The 7throw of the periodic table in Chemistry has been completed recently after 4 new elements have been added after their discovery by scientists in Japan, Russia and America.
According to AP reports, a team of Japanese scientists has met the criteria for naming a new element, the synthetic highly radioactive element 113. Kosuke Morita, who was leading the research at the government-affiliated Riken Nishina Center for Accelerator-Based Science, was notified of the decision on December 31, 2015 by the US-based International Union of Pure and Applied Chemistry (IUPAC). “Now that we have conclusively demonstrated the existence of element 113, we plan to look to the uncharted territory of element 119 and beyond,” Morita said in a statement.
A joint working group of the IUPAC and International Union of Pure and Applied Physics also announced decisions on the recognition of discoveries of elements 115, 117 and 118.

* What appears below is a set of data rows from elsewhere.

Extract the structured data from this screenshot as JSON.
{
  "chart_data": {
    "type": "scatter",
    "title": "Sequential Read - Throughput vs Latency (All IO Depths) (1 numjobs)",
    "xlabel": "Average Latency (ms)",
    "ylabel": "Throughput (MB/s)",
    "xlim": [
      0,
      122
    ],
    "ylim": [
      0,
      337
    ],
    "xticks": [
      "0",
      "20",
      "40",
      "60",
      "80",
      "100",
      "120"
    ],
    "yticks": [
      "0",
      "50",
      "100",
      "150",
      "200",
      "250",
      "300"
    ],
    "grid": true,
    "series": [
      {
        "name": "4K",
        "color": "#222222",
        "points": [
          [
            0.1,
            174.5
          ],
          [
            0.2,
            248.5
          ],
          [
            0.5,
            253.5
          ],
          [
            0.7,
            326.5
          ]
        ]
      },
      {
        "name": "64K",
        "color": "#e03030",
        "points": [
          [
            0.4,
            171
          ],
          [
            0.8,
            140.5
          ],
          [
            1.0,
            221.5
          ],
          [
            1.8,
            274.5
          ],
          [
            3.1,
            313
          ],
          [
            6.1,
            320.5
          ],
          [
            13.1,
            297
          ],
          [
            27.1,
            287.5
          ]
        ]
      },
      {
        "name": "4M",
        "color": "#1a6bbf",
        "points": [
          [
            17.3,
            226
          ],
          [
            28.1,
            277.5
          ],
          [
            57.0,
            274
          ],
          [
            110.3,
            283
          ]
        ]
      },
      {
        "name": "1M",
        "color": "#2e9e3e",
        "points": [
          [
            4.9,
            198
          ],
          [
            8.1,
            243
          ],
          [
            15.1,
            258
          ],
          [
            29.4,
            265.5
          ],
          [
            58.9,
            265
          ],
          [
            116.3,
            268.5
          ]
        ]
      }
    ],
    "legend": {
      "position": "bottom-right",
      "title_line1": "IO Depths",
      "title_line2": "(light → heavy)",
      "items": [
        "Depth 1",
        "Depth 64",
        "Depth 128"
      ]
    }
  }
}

RyojiNoyori, former Riken president and Nobel laureate in chemistry said: “To scientists, this is of greater value than an Olympic gold medal”.
The elements, which currently bear placeholder names, will be officially named by the teams that discovered them in the coming months. Element 113 will be the first element to be named in Asia.
Element 113 sits between Copernicium and Flerovium on the periodic table. Isotopes of element 113 have a very short half-life, lasting for less than a thousandth of a second, making its discovery very difficult.
“IUPAC has now initiated the process of formalising names and symbols for these elements temporarily named as ununtrium, (Uut or element 113), ununpentium (Uup, element 115), ununseptium (Uus, element 117), and Ununoctium (Uuo, element 118).”
New elements can be named after a mythological concept, a mineral, a place or country, a property or a scientist.